The last, and least important ring of authority was the government. The US constitution was set up with checks and balances and a bill of rights because those founders feared the government’s intrusion into civil society. The government was assigned limited specific duties in order to give space for that society described above to flourish.
It is not just me after this recent election. Here is Jonah Goldberg although I could point at many others. If you have “conservative” friends who are feeling down this is probably pretty close to why even if they don’t have the words to explain it. That order of authority: family, religious affiliation, civil institutions, government seems to have been overthrown. We now “all belong to the government” as was said at the opening of the 2012 DNC convention.

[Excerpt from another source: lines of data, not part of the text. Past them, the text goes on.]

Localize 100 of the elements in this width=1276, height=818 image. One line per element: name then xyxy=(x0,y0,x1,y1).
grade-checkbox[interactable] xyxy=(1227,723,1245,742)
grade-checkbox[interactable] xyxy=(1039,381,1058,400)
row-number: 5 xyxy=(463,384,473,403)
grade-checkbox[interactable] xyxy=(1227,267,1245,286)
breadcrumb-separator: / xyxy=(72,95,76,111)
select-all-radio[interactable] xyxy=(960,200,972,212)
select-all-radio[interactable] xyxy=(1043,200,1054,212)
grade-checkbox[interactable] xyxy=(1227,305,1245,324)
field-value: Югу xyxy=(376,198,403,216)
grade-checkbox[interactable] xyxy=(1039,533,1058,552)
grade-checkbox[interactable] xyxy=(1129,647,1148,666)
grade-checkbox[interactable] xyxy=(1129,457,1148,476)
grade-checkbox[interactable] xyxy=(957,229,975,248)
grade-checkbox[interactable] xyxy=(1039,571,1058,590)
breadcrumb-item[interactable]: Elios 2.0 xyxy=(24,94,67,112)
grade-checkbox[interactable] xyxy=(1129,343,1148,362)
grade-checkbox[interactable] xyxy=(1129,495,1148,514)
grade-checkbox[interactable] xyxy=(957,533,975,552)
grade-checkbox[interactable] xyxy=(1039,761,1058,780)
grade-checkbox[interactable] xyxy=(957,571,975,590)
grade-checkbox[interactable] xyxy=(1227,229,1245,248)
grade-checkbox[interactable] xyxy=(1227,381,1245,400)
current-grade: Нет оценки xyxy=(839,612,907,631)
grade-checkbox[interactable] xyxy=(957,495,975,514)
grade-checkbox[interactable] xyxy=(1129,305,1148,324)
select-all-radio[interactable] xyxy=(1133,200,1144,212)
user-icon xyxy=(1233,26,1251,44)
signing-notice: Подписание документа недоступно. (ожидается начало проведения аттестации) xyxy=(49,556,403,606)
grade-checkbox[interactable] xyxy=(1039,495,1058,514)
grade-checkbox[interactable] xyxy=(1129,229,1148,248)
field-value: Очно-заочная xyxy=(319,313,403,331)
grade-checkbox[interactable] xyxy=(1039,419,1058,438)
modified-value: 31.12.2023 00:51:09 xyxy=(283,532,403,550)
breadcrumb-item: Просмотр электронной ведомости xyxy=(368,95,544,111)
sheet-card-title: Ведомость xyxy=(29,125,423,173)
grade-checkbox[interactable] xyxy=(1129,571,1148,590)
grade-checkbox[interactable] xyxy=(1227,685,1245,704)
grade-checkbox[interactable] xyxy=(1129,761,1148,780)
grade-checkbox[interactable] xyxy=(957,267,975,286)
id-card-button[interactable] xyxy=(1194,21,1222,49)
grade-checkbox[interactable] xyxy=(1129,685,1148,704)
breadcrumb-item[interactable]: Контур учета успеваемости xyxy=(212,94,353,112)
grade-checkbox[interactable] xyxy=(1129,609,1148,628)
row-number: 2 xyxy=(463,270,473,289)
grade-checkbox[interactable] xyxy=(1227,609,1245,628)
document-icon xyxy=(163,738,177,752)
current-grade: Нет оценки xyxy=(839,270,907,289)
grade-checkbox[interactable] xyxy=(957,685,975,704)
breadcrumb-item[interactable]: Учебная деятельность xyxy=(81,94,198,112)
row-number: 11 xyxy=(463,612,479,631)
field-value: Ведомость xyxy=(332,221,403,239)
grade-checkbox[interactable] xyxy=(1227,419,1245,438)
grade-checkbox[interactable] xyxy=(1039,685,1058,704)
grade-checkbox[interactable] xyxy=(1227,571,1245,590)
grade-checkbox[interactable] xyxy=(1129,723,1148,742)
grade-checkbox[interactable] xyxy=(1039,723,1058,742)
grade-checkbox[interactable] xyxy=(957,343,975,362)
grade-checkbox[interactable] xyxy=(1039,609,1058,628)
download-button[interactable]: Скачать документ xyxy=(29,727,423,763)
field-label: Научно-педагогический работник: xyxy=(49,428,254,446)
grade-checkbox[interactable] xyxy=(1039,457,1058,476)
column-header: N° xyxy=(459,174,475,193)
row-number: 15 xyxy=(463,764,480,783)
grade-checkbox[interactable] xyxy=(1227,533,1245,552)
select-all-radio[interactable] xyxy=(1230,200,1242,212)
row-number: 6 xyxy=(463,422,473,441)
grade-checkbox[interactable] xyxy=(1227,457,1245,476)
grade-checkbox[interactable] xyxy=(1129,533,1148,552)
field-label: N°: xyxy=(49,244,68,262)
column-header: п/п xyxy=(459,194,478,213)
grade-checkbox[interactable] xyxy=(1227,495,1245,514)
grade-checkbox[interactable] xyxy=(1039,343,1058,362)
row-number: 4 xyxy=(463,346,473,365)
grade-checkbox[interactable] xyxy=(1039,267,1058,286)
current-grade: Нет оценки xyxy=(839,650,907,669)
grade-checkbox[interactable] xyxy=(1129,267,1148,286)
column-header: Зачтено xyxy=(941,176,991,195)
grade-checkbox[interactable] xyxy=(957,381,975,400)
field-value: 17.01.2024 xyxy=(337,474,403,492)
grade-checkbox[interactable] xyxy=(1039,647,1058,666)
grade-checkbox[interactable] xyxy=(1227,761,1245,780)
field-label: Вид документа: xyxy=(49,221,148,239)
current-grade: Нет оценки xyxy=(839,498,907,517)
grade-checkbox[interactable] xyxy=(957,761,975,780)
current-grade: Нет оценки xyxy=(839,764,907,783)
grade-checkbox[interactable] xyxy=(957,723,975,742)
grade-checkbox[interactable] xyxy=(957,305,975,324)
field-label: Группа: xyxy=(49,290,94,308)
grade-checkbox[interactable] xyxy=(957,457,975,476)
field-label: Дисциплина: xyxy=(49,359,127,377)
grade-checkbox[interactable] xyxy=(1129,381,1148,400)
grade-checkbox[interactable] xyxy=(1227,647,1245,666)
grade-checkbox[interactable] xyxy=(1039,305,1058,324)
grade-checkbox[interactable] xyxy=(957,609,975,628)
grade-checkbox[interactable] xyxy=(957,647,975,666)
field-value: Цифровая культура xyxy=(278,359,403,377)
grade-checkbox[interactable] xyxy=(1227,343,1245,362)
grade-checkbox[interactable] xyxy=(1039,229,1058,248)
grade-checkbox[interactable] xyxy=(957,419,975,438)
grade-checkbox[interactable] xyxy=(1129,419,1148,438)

One of the stark lessons of Obama’s victory is the degree to which the Republican party has become a party for the married and the religious. If only married people voted, Romney would have won in a landslide. If only married religious people voted, you’d need a word that means something much bigger than landslide. Obviously, Obama got some votes from the married and the religious (such people can marry their interests to the state, too), but as a generalization, the Obama coalition heavily depends on people who do not see family or religion as rival or superior sources of material aid or moral authority.
For those of us who, like the founders, are suspicious of governmental authority as a-moral and coercive, this election exposed just how poor our civil society has become that it would choose leviathan knowingly. The death of a moral order may not bring the chaos we fear, but it is still a death that will be felt and mourned.